Great diving spots: Sipadan, Pulau Tiga, Layang layang
Don’t just make transactions, engage people! Language should not be a barrier as there are plenty of ways to communicate (you will never go wrong with the language of The Beatles – it’s universal). Be warm and try going deeper than small talks and Bahasan greetings.
Sabah is also a backpacker’s haven and you will constantly meet people who are just as lost as you are. Backpacker lodges and hostels are lined up in the streets of Jalan Gaya and Lorong Dewan. They’re not only cheap but they’re also good places to get travel tips from other wanderlust creatures. Some of the most interesting people I know, I met in hostels and backpacking lodges. Be sure to check out the rooms though as some hostels are not well-lit and tend to look untidy. Just because you are paying less doesn’t mean you don’t deserve decent service (because you still pay HA!).

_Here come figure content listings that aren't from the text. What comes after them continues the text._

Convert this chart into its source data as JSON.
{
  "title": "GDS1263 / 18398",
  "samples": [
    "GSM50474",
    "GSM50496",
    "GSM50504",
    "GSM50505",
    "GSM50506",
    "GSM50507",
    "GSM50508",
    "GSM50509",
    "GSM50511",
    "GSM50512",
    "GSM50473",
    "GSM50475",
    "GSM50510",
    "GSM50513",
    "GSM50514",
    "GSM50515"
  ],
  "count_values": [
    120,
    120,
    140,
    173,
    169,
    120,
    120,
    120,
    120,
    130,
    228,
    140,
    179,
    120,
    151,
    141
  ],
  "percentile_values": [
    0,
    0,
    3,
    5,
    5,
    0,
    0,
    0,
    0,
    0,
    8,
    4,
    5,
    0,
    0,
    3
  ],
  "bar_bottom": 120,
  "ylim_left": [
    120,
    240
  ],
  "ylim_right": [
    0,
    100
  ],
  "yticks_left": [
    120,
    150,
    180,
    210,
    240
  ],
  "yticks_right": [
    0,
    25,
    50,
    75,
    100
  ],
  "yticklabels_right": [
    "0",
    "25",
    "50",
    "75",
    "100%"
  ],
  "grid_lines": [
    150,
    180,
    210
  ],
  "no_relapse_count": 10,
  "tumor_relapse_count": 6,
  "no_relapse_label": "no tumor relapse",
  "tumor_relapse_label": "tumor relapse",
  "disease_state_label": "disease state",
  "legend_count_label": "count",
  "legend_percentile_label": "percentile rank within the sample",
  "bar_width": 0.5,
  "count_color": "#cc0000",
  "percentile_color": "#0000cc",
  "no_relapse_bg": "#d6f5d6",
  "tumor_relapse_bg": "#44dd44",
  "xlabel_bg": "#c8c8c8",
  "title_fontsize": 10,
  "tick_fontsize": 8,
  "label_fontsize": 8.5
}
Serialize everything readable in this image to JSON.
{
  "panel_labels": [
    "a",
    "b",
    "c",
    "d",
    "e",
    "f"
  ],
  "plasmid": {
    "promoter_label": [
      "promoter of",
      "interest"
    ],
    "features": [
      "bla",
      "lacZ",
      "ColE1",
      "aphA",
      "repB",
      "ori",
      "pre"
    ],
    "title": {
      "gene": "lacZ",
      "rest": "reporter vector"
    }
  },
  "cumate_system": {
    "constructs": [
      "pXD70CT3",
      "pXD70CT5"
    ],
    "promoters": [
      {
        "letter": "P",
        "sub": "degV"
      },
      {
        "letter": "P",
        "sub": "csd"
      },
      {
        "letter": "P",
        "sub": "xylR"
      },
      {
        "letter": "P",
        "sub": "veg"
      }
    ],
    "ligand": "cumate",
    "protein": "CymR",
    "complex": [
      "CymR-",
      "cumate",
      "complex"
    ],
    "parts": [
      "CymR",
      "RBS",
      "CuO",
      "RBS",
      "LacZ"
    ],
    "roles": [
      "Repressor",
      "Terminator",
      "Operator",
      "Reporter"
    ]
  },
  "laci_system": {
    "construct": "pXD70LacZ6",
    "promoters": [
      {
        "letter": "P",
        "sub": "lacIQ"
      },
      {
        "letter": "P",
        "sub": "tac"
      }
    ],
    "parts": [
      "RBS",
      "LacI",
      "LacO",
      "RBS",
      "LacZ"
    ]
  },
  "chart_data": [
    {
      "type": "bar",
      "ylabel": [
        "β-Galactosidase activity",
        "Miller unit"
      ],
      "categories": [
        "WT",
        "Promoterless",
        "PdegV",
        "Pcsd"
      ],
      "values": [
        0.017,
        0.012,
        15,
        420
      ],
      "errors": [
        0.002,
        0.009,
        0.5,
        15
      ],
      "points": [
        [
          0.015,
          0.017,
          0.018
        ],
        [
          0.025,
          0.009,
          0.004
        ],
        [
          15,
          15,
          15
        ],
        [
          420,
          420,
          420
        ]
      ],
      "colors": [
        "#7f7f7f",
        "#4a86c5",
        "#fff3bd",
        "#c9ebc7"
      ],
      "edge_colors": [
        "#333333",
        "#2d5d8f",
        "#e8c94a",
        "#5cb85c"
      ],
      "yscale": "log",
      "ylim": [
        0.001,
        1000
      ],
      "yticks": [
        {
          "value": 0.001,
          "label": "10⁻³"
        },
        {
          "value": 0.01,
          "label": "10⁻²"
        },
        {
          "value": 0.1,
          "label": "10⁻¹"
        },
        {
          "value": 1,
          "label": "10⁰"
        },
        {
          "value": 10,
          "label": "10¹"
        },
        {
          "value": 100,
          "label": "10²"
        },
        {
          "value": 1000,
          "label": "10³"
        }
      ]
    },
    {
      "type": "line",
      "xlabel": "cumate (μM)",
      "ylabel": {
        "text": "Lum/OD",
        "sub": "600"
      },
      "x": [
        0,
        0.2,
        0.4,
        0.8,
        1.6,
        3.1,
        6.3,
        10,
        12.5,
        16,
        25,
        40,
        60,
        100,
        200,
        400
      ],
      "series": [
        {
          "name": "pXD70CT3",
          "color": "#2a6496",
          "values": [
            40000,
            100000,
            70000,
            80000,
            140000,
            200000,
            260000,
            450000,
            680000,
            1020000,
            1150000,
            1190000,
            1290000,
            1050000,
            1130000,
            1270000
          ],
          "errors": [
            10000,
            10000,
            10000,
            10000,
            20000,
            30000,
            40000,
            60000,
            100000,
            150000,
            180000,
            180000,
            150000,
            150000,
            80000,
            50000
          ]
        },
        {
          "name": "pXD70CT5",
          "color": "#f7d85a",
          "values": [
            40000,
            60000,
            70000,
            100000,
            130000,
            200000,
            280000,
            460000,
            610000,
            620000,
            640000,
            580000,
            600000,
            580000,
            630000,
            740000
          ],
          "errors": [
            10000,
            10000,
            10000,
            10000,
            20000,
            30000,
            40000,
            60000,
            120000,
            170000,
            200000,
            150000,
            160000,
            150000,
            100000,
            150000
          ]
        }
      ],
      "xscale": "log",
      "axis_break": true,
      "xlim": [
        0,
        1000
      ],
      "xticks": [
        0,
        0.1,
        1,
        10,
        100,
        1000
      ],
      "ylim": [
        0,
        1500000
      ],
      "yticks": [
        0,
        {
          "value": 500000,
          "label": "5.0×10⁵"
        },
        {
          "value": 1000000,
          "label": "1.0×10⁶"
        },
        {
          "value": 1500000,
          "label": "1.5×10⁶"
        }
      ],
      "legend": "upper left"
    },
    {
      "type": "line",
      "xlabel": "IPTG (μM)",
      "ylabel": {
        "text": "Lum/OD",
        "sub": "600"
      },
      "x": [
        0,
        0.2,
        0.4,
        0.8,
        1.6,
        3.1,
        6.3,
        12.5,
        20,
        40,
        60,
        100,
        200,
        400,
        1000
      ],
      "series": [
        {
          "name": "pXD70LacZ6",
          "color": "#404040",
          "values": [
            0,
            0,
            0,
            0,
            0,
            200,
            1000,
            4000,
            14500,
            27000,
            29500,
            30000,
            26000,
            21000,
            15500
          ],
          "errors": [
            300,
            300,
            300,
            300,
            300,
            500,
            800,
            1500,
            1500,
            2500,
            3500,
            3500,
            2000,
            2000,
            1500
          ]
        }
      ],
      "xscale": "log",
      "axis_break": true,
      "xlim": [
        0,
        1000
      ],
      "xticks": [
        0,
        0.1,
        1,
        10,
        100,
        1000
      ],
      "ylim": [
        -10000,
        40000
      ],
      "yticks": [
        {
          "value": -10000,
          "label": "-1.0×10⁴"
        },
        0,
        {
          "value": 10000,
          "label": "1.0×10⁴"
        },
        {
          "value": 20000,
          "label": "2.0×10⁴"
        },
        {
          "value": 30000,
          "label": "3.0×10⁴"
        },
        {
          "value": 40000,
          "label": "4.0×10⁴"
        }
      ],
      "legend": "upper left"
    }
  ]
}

So yes, do not be afraid to lose the map and ask for directions and try as much as possible to be warm and open – event to receptionists, waiters, taxi drivers. They have stories too.
There is more to the region than its main city and since moving is the greatest rendezvous known to human kind, road trips are necessary. Buses and taxis are available to take you to any point of the region. Taxis are a bit pricier than buses but they usually are faster and more accessible. The taxis though are shared by four people unless you want to pay for the extra seats. Another thing, most cabs are old vehicles (80s – 90s car models) and some may find them risky but for me, the risk factor usually depends on the driver.
On the road, you would notice that the weather tends to be erratic. Some parts of the highway are dry while some areas look like they’ve been battered by typhoons. I think the natural biodiversity of the place makes things that way. And since the region boasts of lush forests, sightseeing while on the road is a plus.
If you are more adventurous, hitch-hiking is also an alternative mode of transportation. I’m pretty sure someone will stop and take you to your destination for a sincere “Terima kasih” based from experience.
Eating is a way of life in Sabah. Food establishments are in sight every corner of the street. I encourage that you try different cuisines every meal and experiment with your food choices. We ended up getting food we’ve never heard of and eating in local eateries and food kiosks. Almost everything served are Halal and of course, delicious. Be sure to try out the wide variety of seafood dishes because they are really cheap (beer is not) and fresh.
So these are my travel tips when exploring Sabah. If you are just planning your summer getaway, I highly recommend that you make this place your next destination. HAVE A HAPPY ADVENTURE-FILLED SUMMER!